Kein größerer Wiederaufbau eines abgebrannten Hauses

Wiederaufbau muss dem bisherigen Gebäude entsprechen

Die Rechtsanwälte van Bühren & Partner weisen auf ein neu veröffentlichtes Urteil des Bundesgerichtshofes (BGH) vom 20.04.2016, Aktenzeichen IV ZR 415/14 hin (veröffentlicht u. a. in VersR 2016, 850 und auf der Homepage des BGH abrufbar), die Hauseigentümer mit einer Feuerversicherung betrifft. Im Schadenfall muss sich der Versicherungsnehmer nämlich an gewisse Spielregeln halten, um vom Versicherer eine möglichst hohe Entschädigung zu bekommen.

Keine wesentlichen Verbesserungen bei Wiedererrichtung

Das höchste deutsche Zivilgericht argumentiert, dass auch eine Neuwertversicherung nicht dazu dienen soll, Aufwendungen für wesentliche Verbesserungen eines Gebäudes im Zuge der Wiedererrichtung zu ersetzen. Dabei ist nicht relevant, ob der Versicherungsnehmer bereit ist, die durch eine Erweiterung oder wesentliche Veränderung des Neubaus gegenüber dem Vorgängergebäude entstehenden Mehrkosten selbst zu tragen. Ein Gericht muss dabei in jedem Einzelfall anhand der gesamten baulichen Gegebenheiten prüfen, ob das neue Gebäude von gleicher Art und Zweckbestimmung ist, wie das durch den Brand zerstörte Haus.
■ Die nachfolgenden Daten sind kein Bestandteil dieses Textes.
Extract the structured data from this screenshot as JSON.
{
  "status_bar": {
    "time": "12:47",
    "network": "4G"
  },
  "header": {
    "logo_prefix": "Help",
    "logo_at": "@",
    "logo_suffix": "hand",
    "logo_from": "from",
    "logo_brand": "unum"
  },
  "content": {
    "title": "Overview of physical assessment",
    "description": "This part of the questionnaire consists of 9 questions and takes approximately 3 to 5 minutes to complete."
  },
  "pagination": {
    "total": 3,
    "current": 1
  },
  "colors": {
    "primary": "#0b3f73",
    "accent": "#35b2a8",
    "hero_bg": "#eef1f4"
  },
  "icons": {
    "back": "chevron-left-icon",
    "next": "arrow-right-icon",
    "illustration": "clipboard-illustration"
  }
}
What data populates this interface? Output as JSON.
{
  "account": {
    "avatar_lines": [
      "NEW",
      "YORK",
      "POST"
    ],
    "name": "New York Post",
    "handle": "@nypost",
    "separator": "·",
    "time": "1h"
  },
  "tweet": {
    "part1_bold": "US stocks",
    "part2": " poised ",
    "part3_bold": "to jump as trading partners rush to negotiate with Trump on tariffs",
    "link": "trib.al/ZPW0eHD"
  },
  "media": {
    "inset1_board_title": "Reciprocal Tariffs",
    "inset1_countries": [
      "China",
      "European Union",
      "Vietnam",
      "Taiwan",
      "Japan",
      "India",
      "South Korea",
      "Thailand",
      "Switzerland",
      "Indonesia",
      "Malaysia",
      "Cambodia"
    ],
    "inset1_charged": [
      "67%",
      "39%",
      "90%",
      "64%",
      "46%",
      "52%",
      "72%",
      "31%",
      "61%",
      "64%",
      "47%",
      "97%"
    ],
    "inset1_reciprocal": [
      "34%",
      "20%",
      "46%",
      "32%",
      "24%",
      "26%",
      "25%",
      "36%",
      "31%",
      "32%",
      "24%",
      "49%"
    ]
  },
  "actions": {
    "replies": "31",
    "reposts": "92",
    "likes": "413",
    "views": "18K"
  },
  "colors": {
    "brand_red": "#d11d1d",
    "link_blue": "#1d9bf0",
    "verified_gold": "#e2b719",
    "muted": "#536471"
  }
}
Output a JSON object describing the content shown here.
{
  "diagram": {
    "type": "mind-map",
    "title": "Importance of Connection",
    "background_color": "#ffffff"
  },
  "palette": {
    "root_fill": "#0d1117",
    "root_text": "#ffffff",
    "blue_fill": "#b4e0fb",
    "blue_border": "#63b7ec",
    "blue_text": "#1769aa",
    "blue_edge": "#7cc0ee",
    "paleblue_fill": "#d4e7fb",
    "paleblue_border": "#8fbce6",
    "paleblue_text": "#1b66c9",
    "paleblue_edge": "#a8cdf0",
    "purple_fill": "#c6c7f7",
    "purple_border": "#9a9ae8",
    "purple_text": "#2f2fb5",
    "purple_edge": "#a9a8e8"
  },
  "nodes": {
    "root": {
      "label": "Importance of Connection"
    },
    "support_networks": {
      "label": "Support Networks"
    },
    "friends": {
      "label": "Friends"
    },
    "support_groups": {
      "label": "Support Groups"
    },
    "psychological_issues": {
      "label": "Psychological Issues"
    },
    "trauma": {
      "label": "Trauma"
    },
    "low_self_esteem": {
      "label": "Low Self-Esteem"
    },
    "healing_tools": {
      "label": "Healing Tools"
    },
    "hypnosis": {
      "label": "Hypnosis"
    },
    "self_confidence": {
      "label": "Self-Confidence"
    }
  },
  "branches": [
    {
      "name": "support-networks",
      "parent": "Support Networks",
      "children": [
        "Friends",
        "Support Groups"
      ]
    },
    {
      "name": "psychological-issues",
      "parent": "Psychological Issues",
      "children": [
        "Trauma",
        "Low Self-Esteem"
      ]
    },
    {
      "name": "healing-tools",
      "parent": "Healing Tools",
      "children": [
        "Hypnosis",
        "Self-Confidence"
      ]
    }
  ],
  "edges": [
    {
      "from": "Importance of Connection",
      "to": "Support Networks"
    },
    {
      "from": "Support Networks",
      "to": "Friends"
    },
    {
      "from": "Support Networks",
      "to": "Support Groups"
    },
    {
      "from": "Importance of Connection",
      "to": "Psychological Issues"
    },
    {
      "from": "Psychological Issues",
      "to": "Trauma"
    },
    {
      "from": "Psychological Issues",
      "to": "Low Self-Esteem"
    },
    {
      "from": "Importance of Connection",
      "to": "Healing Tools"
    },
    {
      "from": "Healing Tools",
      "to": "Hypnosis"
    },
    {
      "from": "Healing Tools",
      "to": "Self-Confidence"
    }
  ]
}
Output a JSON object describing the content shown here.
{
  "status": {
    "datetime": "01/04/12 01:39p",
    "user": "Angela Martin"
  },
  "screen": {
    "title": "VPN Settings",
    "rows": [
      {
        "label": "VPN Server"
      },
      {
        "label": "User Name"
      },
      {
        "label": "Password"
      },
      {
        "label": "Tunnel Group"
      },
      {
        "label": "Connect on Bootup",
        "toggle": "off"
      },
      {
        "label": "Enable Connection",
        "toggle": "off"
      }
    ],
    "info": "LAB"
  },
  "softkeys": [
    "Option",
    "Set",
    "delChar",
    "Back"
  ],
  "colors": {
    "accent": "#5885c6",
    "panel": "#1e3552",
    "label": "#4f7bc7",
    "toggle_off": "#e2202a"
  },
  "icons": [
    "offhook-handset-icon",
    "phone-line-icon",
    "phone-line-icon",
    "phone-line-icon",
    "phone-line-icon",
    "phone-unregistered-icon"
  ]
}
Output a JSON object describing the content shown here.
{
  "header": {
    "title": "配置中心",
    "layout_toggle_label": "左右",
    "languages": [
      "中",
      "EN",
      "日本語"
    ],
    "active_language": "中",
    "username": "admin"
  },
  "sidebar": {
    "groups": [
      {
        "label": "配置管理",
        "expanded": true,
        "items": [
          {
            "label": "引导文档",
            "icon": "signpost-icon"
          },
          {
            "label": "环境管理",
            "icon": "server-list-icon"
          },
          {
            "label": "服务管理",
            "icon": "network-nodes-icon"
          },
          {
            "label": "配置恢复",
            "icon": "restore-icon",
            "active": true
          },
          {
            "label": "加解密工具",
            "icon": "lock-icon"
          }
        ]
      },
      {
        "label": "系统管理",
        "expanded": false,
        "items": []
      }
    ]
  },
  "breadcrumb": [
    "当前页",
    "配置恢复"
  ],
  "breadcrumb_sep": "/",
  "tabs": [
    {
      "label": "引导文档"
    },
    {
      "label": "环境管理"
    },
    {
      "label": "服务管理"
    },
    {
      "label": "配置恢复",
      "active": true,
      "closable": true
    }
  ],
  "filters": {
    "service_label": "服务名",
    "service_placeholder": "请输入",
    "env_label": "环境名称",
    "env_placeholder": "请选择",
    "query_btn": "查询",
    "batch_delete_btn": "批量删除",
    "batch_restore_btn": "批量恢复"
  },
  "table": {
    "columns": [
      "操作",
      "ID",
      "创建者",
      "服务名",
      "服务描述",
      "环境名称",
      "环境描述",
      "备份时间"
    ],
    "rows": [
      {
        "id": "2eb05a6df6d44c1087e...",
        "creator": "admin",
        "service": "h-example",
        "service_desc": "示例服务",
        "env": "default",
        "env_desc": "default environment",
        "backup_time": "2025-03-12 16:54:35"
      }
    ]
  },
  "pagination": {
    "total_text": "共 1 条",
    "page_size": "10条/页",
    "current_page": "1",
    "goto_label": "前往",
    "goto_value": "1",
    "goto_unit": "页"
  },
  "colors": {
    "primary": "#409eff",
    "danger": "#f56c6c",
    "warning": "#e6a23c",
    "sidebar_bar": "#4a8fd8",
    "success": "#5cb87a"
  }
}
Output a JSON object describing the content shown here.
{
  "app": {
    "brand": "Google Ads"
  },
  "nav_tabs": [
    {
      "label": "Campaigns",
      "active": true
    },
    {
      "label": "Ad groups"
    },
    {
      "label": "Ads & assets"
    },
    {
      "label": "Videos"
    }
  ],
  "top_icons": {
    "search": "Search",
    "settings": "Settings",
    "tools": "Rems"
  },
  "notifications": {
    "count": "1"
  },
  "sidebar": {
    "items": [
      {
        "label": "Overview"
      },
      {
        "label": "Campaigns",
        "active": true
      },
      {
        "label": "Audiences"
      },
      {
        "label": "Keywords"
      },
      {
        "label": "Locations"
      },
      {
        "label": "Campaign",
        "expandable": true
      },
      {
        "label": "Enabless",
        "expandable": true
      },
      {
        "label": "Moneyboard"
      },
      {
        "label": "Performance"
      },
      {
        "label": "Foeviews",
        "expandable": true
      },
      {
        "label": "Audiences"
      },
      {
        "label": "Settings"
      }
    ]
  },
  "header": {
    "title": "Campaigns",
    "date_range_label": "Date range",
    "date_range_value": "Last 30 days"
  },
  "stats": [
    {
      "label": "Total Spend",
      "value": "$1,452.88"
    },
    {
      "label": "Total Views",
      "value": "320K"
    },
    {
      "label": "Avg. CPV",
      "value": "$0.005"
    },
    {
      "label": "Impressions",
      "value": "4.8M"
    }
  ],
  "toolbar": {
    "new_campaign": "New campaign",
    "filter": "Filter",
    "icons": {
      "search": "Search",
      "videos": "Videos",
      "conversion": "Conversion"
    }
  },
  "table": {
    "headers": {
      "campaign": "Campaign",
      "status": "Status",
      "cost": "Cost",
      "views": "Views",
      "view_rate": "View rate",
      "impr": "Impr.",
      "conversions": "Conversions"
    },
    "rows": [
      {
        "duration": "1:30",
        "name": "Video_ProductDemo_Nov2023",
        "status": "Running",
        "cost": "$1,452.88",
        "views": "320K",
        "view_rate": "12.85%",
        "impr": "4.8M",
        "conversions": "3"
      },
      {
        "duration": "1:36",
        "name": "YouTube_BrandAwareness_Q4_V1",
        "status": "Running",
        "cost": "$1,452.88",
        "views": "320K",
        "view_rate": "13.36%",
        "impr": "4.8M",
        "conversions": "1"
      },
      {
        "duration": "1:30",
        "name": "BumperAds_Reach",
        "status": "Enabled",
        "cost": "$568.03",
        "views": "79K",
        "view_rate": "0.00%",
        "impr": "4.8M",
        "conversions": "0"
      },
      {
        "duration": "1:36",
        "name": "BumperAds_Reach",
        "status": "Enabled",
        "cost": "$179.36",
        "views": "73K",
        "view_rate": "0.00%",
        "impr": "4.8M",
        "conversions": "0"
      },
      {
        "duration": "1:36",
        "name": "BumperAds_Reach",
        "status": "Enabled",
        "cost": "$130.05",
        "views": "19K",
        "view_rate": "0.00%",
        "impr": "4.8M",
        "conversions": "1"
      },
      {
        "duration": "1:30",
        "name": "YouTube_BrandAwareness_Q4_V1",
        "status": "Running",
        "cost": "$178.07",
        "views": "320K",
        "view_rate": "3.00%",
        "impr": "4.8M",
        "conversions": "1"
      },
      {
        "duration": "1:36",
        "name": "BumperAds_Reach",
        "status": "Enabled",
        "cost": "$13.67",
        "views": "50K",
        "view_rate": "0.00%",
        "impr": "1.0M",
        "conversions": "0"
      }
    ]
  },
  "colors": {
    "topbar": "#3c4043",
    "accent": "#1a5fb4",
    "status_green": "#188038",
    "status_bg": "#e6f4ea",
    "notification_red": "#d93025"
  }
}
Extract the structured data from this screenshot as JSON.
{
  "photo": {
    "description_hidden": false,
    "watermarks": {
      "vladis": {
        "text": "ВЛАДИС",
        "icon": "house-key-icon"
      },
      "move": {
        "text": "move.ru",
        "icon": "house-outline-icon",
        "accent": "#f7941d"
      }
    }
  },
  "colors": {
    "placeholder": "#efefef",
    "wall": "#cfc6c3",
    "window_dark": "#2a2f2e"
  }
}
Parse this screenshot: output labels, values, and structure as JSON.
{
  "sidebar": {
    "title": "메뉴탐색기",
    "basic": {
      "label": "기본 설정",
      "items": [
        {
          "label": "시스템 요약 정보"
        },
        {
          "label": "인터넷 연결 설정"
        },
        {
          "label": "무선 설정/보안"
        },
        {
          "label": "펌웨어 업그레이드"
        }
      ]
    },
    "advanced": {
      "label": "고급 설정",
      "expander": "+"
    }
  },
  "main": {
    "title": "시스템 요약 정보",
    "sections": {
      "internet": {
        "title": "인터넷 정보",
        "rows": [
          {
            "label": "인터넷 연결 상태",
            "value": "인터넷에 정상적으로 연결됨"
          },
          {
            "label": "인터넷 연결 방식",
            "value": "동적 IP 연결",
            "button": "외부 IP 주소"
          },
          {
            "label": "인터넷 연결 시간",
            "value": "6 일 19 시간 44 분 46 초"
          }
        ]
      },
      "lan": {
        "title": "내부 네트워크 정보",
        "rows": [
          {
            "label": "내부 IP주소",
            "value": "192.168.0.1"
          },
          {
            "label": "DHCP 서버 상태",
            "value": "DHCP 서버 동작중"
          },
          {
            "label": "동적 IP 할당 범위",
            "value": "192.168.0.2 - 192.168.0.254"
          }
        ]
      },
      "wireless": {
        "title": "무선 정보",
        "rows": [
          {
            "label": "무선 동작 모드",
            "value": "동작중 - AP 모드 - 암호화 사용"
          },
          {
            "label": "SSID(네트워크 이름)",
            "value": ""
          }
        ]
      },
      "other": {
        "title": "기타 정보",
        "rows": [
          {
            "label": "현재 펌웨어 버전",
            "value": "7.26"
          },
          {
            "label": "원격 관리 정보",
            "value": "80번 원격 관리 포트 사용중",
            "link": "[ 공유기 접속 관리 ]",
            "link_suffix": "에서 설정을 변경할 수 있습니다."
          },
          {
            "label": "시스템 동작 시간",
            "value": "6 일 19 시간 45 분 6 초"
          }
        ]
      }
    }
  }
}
Dem Versicherungsbetrug vorbeugen

Diese Begrenzung sei erforderlich, so der BGH, um “das Interesse am Abbrennen des versicherten Gebäudes nicht zu fördern”. Es wäre zu befürchten, dass manch ein Versicherungsnehmer “in Versuchung geraten könnte, sich durch Vortäuschen eines Versicherungsfalles Vermögensvorteile zu verschaffen” (sog. heiße Sanierung). Zwar werden hiermit auch redliche Versicherungsnehmer unter den Generalverdacht des Versicherungsbetruges gestellt. Grundsätzlich soll sich ein Versicherungsnehmer jedoch an einem Schaden nicht zu Lasten seiner Versicherung bereichern können.

Prüfung des Versicherungsvertrags und der Allgemeinen Versicherungsbedingungen

Hauseigentümer sollten vor dem Wiederaufbau überprüfen, ob in ihrem Versicherungsvertrag bzw. den Allgemeinen Versicherungsbedingungen eine Neuwertentschädigung vereinbart wurde sowie eine “strenge Wiederherstellungsklausel”. Eine solche Klausel regelt, dass die Versicherungsleistung nicht nach Belieben eingesetzt werden kann. Vielmehr muss das durch den Brand zerstörte Gebäude nicht nur überhaupt wiederaufgebaut werden, sondern auch noch nach “gleicher Art und Zweckbestimmung” wie es vorher war. Der BGH führt aus, dass eine solche Regelung in Allgemeinen Versicherungsbedingungen zulässig ist.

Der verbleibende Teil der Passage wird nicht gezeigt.